Também há aspectos positivos:
a estabilidade monetária, assegurada pelo controle de oito anos de
Plano Real, e um fenômeno de geração espontânea: a crise cambial,
que é ruim por conta da pressão
inflacionária, nos trouxe de volta
os superávits na balança comercial, o que é bom -será superior
a US$ 10 bilhões neste ano.
Os problemas persistem porque
são estruturais, e não conjunturais. O arcaico sistema tributário,
a bomba-relógio da Previdência,
um caótico sistema administrativo e uma ainda incipiente democracia política, com partidos fracos, dominados por caciques. Vale lembrar que saltamos de 22%
de carga tributária para 35% do
PIB e ainda não resolvemos o problema fiscal, o que indica que a
solução não pode passar apenas
pelo lado da arrecadação.
A vulnerabilidade do país não
seria tão evidente se essas reformas tivessem sido encaminhadas
nos dois últimos mandatos presidenciais. Mas não o foram, e não
adianta chorar sobre o leite derramado. O que importa é que estamos novamente diante de um
momento histórico único: um
presidente eleito pelo voto direto
da maioria dos brasileiros e um
Congresso Nacional renovado pela chancela das urnas.

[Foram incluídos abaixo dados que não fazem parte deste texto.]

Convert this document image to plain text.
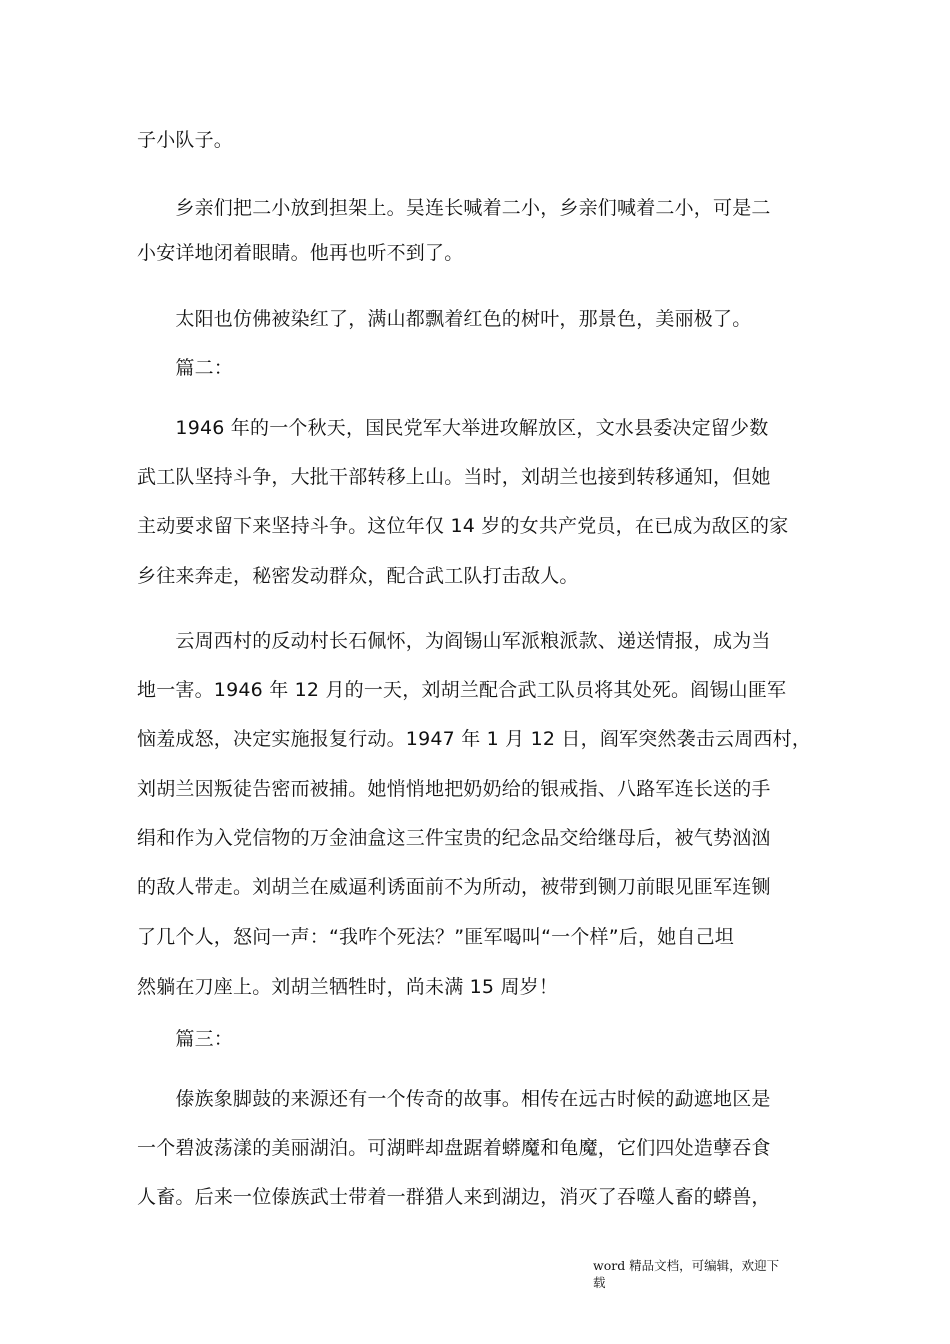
子小队子。
　　乡亲们把二小放到担架上。吴连长喊着二小，乡亲们喊着二小，可是二
小安详地闭着眼睛。他再也听不到了。
　　太阳也仿佛被染红了，满山都飘着红色的树叶，那景色，美丽极了。
　　篇二：
　　1946 年的一个秋天，国民党军大举进攻解放区，文水县委决定留少数
武工队坚持斗争，大批干部转移上山。当时，刘胡兰也接到转移通知，但她
主动要求留下来坚持斗争。这位年仅 14 岁的女共产党员，在已成为敌区的家
乡往来奔走，秘密发动群众，配合武工队打击敌人。
　　云周西村的反动村长石佩怀，为阎锡山军派粮派款、递送情报，成为当
地一害。1946 年 12 月的一天，刘胡兰配合武工队员将其处死。阎锡山匪军
恼羞成怒，决定实施报复行动。1947 年 1 月 12 日，阎军突然袭击云周西村，
刘胡兰因叛徒告密而被捕。她悄悄地把奶奶给的银戒指、八路军连长送的手
绢和作为入党信物的万金油盒这三件宝贵的纪念品交给继母后，被气势汹汹
的敌人带走。刘胡兰在威逼利诱面前不为所动，被带到铡刀前眼见匪军连铡
了几个人，怒问一声：“我咋个死法？”匪军喝叫“一个样”后，她自己坦
然躺在刀座上。刘胡兰牺牲时，尚未满 15 周岁！
　　篇三：
　　傣族象脚鼓的来源还有一个传奇的故事。相传在远古时候的勐遮地区是
一个碧波荡漾的美丽湖泊。可湖畔却盘踞着蟒魔和龟魔，它们四处造孽吞食
人畜。后来一位傣族武士带着一群猎人来到湖边，消灭了吞噬人畜的蟒兽，
word 精品文档，可编辑，欢迎下
载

O presidente eleito deve negociar com o Congresso e com a sociedade as reformas estruturais,
obter um consenso no início de
governo e de legislatura, para retirar o país de décadas -se não séculos- de atraso. Também o
mundo está de olho nesta grande
nação, cuja tradição diplomática é
a independência, a soberania e a
autodeterminação.
O Orçamento é a peça mais importante para que o governo possa indicar à sociedade suas reais
prioridades e a forma de atingir
seus objetivos, mostrando as fontes de recursos.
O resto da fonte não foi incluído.